Le ministre soudanais des Affaires étrangères, Abraheam Ghandour, a exprimé mercredi sa tristesse au sujet d’une ordonnance américaine qui a retardé de trois mois, la levée des sanctions imposées à son pays, estimant que cette décision avait été prise en dépit de l’engagement de son pays pour le respect d’un accord en cinq points.

Depuis janvier, Khartoum a engagé d’intenses discussions avec les Etats-Unis après que Washington s’est engagé à lever dans un délai de six mois, des sanctions prises contre le Soudan valables pour une durée de 20 ans.

Aux termes de cet accord, Khartoum doit prouver avoir fourni des progrès dans cinq domaines, notamment l’amélioration de l’accès humanitaire à travers son territoire et le maintien de la coopération avec les Etats-Unis pour s’attaquer aux menaces pesant sur la sécurité régionale.

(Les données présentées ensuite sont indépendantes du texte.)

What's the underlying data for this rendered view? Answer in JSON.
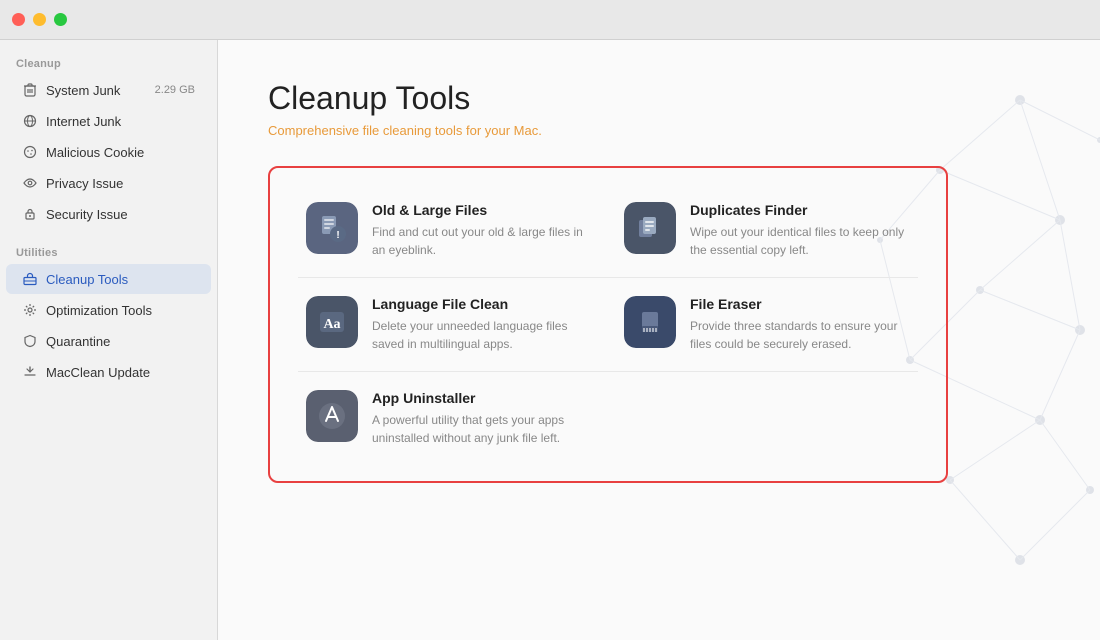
{
  "titlebar": {
    "close_label": "",
    "min_label": "",
    "max_label": ""
  },
  "sidebar": {
    "cleanup_section": "Cleanup",
    "utilities_section": "Utilities",
    "items_cleanup": [
      {
        "id": "system-junk",
        "label": "System Junk",
        "badge": "2.29 GB",
        "icon": "🗑"
      },
      {
        "id": "internet-junk",
        "label": "Internet Junk",
        "badge": "",
        "icon": "🌐"
      },
      {
        "id": "malicious-cookie",
        "label": "Malicious Cookie",
        "badge": "",
        "icon": "🍪"
      },
      {
        "id": "privacy-issue",
        "label": "Privacy Issue",
        "badge": "",
        "icon": "👁"
      },
      {
        "id": "security-issue",
        "label": "Security Issue",
        "badge": "",
        "icon": "🔒"
      }
    ],
    "items_utilities": [
      {
        "id": "cleanup-tools",
        "label": "Cleanup Tools",
        "badge": "",
        "icon": "🧰",
        "active": true
      },
      {
        "id": "optimization-tools",
        "label": "Optimization Tools",
        "badge": "",
        "icon": "⚙"
      },
      {
        "id": "quarantine",
        "label": "Quarantine",
        "badge": "",
        "icon": "🛡"
      },
      {
        "id": "macclean-update",
        "label": "MacClean Update",
        "badge": "",
        "icon": "↑"
      }
    ]
  },
  "main": {
    "title": "Cleanup Tools",
    "subtitle": "Comprehensive file cleaning tools for your Mac.",
    "tools": [
      {
        "id": "old-large-files",
        "title": "Old & Large Files",
        "desc": "Find and cut out your old & large files in an eyeblink.",
        "icon_type": "old-files"
      },
      {
        "id": "duplicates-finder",
        "title": "Duplicates Finder",
        "desc": "Wipe out your identical files to keep only the essential copy left.",
        "icon_type": "duplicates"
      },
      {
        "id": "language-file-clean",
        "title": "Language File Clean",
        "desc": "Delete your unneeded language files saved in multilingual apps.",
        "icon_type": "language"
      },
      {
        "id": "file-eraser",
        "title": "File Eraser",
        "desc": "Provide three standards to ensure your files could be securely erased.",
        "icon_type": "eraser"
      },
      {
        "id": "app-uninstaller",
        "title": "App Uninstaller",
        "desc": "A powerful utility that gets your apps uninstalled without any junk file left.",
        "icon_type": "uninstaller"
      }
    ]
  }
}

Les Etats-Unis ont publié samedi un communiqué selon lequel le président Donald Trump avait signé un décret exécutif prolongeant la période d’examen fixée par le décret 13761, du 13 janvier 2017, qui énonce des critères pour la levée de certaines sanctions contre le Soudan.

Le décret prolonge la période d’examen de trois mois supplémentaires et prévoit la levée de ces sanctions si le gouvernement soudanais soutient les actions positives qui ont donné lieu au décret 13761, notamment le maintien de la cessation des hostilités dans les zones de conflit au Soudan, y compris au Darfour.

Ghandour cité dans un rapport a déclaré : “Nous regrettons cette décision, qui est venue après un long engagement et un dialogue entre nous et les Américains”.

Il a ajouté qu’il était inutile de prendre la décision étant donné que “tous les observateurs américains, européens et africains ont reconnu que le Soudan a pleinement appliqué les termes de l’Accord en cinq points”.